College mourns Lydia White

Eva Buchanan-Cates ’19 remembers putting together a gingerbread house with her roommate Lydia White ’19. She said they were like two halves of the same brain. White designed the house and Buchanan-Cates executed the fine details. What they created in the end was a work of art ­­­­— a gingerbread house with swirls of frosting on the roof, chocolate and gumdrops lining the walls, and a heart fixed above the doorway. 

For Buchanan-Cates, this moment defines her relationship with White.

“In the sense that I was always paying attention to small details, and she was able to view things very holistically,” Buchanan-Cates wrote in a message to the Collegian. “The gingerbread house really represented what we were good at, and what amazing things could result from working together.”
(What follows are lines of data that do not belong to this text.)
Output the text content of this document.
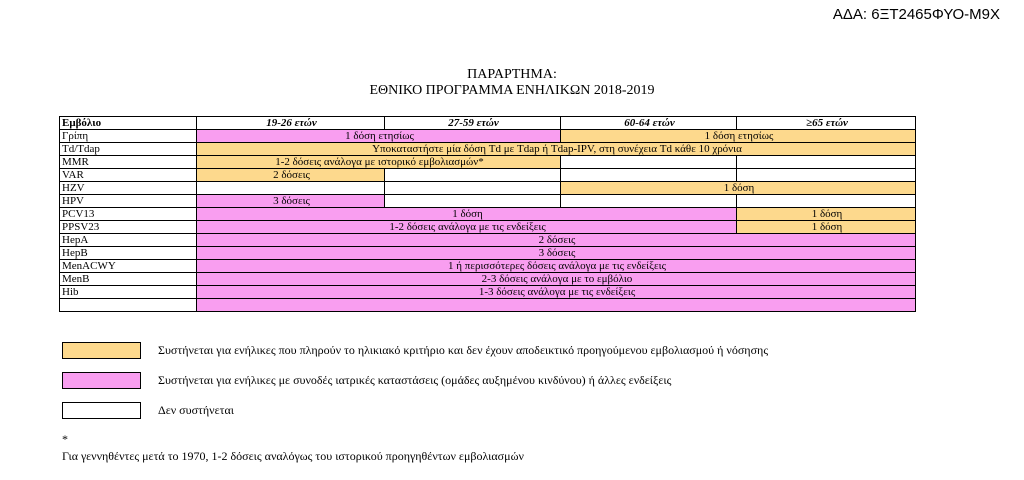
ΑΔΑ: 6ΞΤ2465ΦΥΟ-Μ9Χ
ΠΑΡΑΡΤΗΜΑ:
ΕΘΝΙΚΟ ΠΡΟΓΡΑΜΜΑ ΕΝΗΛΙΚΩΝ 2018-2019
Εμβόλιο	19-26 ετών	27-59 ετών	60-64 ετών	≥65 ετών
Γρίπη	1 δόση ετησίως		1 δόση ετησίως	
Td/Tdap	Υποκαταστήστε μία δόση Td με Tdap ή Tdap-IPV, στη συνέχεια Td κάθε 10 χρόνια			
MMR	1-2 δόσεις ανάλογα με ιστορικό εμβολιασμών*			
VAR	2 δόσεις			
HZV			1 δόση	
HPV	3 δόσεις			
PCV13	1 δόση			1 δόση
PPSV23	1-2 δόσεις ανάλογα με τις ενδείξεις			1 δόση
HepA	2 δόσεις			
HepB	3 δόσεις			
MenACWY	1 ή περισσότερες δόσεις ανάλογα με τις ενδείξεις			
MenB	2-3 δόσεις ανάλογα με το εμβόλιο			
Hib	1-3 δόσεις ανάλογα με τις ενδείξεις			

Συστήνεται για ενήλικες που πληρούν το ηλικιακό κριτήριο και δεν έχουν αποδεικτικό προηγούμενου εμβολιασμού ή νόσησης
Συστήνεται για ενήλικες με συνοδές ιατρικές καταστάσεις (ομάδες αυξημένου κινδύνου) ή άλλες ενδείξεις
Δεν συστήνεται
*
Για γεννηθέντες μετά το 1970, 1-2 δόσεις αναλόγως του ιστορικού προηγηθέντων εμβολιασμών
White died last Thursday due to injuries she sustained while studying abroad in India. She will be remembered among her friends as an introspective person who cared truly and deeply about the world around her. Buchanan-Cates, who met White during her first year at Kenyon, called her “sage Lydia” because of how often she would engage in deep conversation topics with her and her friends.

She also recalled how much White cared about children.

“She loved the kindergarten library class, because it combined two of her favorite things: reading and kids,” Buchanan-Cates wrote. “She would love to read to kids and form bonds with them.”

Buchanan-Cates said that White was often sentimental. She used to play a game with White where they would both say what one possession they would take with them if there were a fire in Caples. Buchanan-Cates said she would take her glasses, while White said she would take her teddy bear.

“It kind of showed how logistical I was compared to her sentimentality,” Buchanan-Cates said.

Alison Georgescu ’19 remembers White in a similar way. She met her during the Writing and Thinking Pre-Orientation her first year and said that they were friends ever since. Georgescu described how she would always be right about the weirdest things.

“She would take these insane hypotheses and just find a way to be right about them that no one else could think of,” Georgescu said. She recalled how White used to insist that Pinterest, a popular blogging site, was actually “Pin-interest.”

“She wasn’t really wrong,” Georgescu said.

Marne Ausec, director for the Center for Global Engagement, said that her heart goes out to White’s family and friends.

“As you would understand, the loss of any Kenyon student hits the community very, very hard. When it’s a student on [Off-Campus Study], we do consider those students our students,” Ausec said. “At this time, quite honestly, we’re more concerned for how her family and friends are doing.” Ausec said White was in India for the International Honors Program with the School for International Training. She was a political science major.

Buchanan-Cates wrote in a message that she became particularly close with White after they decided to be roommates. She described how they wanted to practice what it would be like to be in a room together.  So they spent hours talking to each other, just to see how it would work out. Buchanan-Cates said she never knew how perfect it would be.

“I think that words really can’t describe how kind-hearted Lydia was,” Buchanan-Cates wrote. “I really wish these memories could do her justice.”